Research & Papers

Study identifies 3 forms of 'misattunement' in youth social media design

A new dissertation uses roleplay, Discord, and LLM agents to rethink social media for teens.

Deep Dive

JaeWon Kim's PhD dissertation tackles a core problem: youth social media design often misaligns with young people's actual needs. Kim identifies three distinct forms of 'misattunement.' Conceptual misattunement happens when the very term 'social media' locks designers and participants into existing platform templates like feeds and likes. Definitional misattunement occurs when researchers decide what 'better' means for youth without their input. Evaluative misattunement arises when youth are asked to judge static designs rather than dynamic, real-feeling scenarios.
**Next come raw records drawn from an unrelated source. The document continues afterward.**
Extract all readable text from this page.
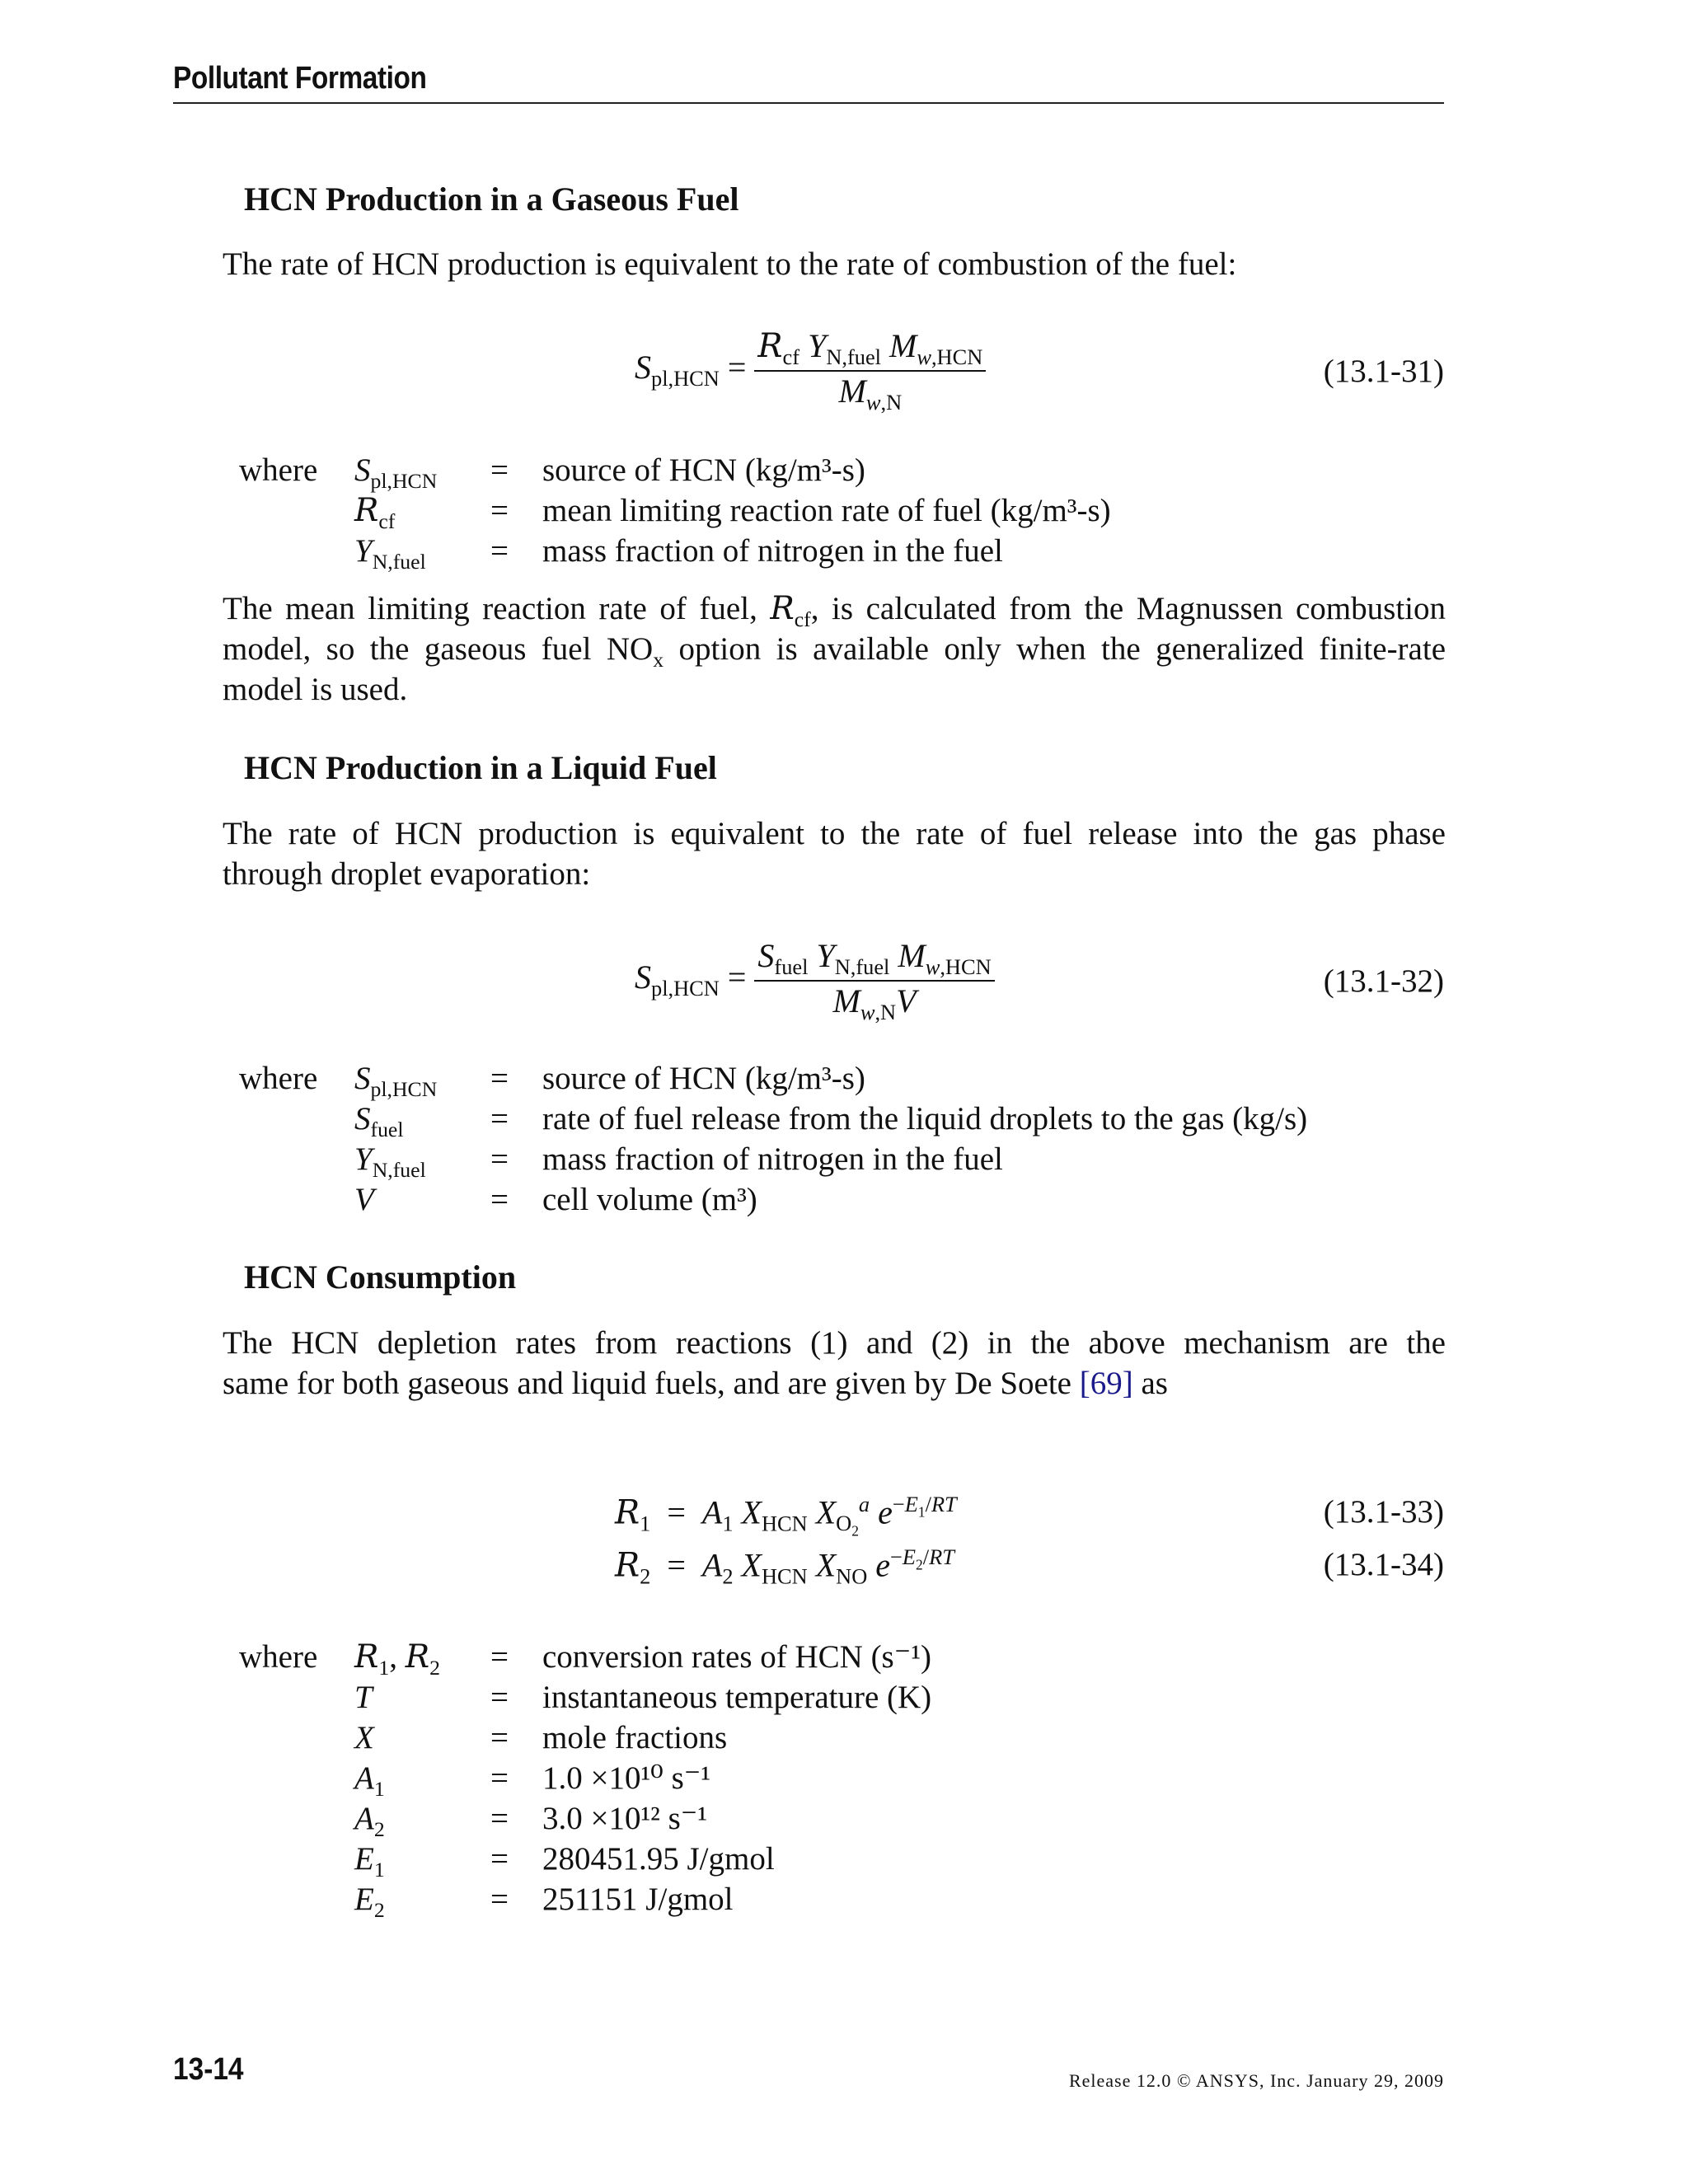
Pollutant Formation
HCN Production in a Gaseous Fuel
The rate of HCN production is equivalent to the rate of combustion of the fuel:
$S_{pl,HCN} = \frac{R_{cf} Y_{N,fuel} M_{w,HCN}}{M_{w,N}}$	(13.1-31)
where $S_{pl,HCN}$ = source of HCN (kg/m³-s)
$R_{cf}$	= mean limiting reaction rate of fuel (kg/m³-s)
$Y_{N,fuel}$ = mass fraction of nitrogen in the fuel
The mean limiting reaction rate of fuel, $R_{cf}$, is calculated from the Magnussen combustion
model, so the gaseous fuel $NO_x$ option is available only when the generalized finite-rate
model is used.
HCN Production in a Liquid Fuel
The rate of HCN production is equivalent to the rate of fuel release into the gas phase
through droplet evaporation:
$S_{pl,HCN} = \frac{S_{fuel} Y_{N,fuel} M_{w,HCN}}{M_{w,N}V}$	(13.1-32)
where $S_{pl,HCN}$ = source of HCN (kg/m³-s)
$S_{fuel}$	= rate of fuel release from the liquid droplets to the gas (kg/s)
$Y_{N,fuel}$ = mass fraction of nitrogen in the fuel
V	= cell volume (m³)
HCN Consumption
The HCN depletion rates from reactions (1) and (2) in the above mechanism are the
same for both gaseous and liquid fuels, and are given by De Soete [69] as
$R_1 = A_1$ $X_{HCN}$ $X_{O_2}^a$ $e^{-E_1/RT}$	(13.1-33)
$R_2 = A_2$ $X_{HCN}$ $X_{NO}$ $e^{-E_2/RT}$	(13.1-34)
where $R_1$, $R_2$ = conversion rates of HCN (s⁻¹)
T	= instantaneous temperature (K)
X	= mole fractions
$A_1$	= 1.0 ×10¹⁰ s⁻¹
$A_2$	= 3.0 ×10¹² s⁻¹
$E_1$	= 280451.95 J/gmol
$E_2$	= 251151 J/gmol
13-14	Release 12.0 © ANSYS, Inc. January 29, 2009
To counter these, Kim employs three innovative methods. First, Fictional Inquiry within a fictional magic-school setting helps youth express their relational needs free from real-world platform constraints. Second, a Discord-based asynchronous community enables youth-led collective inquiry, letting them define their own criteria for improvement. Third, an 'ego-anchored, LLM-agent simulation sandbox' lets youth interact with AI-driven social scenarios that adapt in real time. Together, these studies produce concrete, youth-grounded design directions for social media that prioritizes genuine relationships over engagement metrics.

Key Points
  • Identifies three misattunements: conceptual (language anchors to existing templates), definitional (researchers define 'better' for youth), evaluative (static designs judged out of context).
  • Uses Fictional Inquiry with a magic-school roleplay scenario to let youth express relational needs freely.
  • Deploys an LLM-agent simulation sandbox where youth can evaluate dynamic, adaptive social media scenarios.

Why It Matters

Provides a concrete, youth-driven framework to redesign social media for genuine relationships, not just engagement.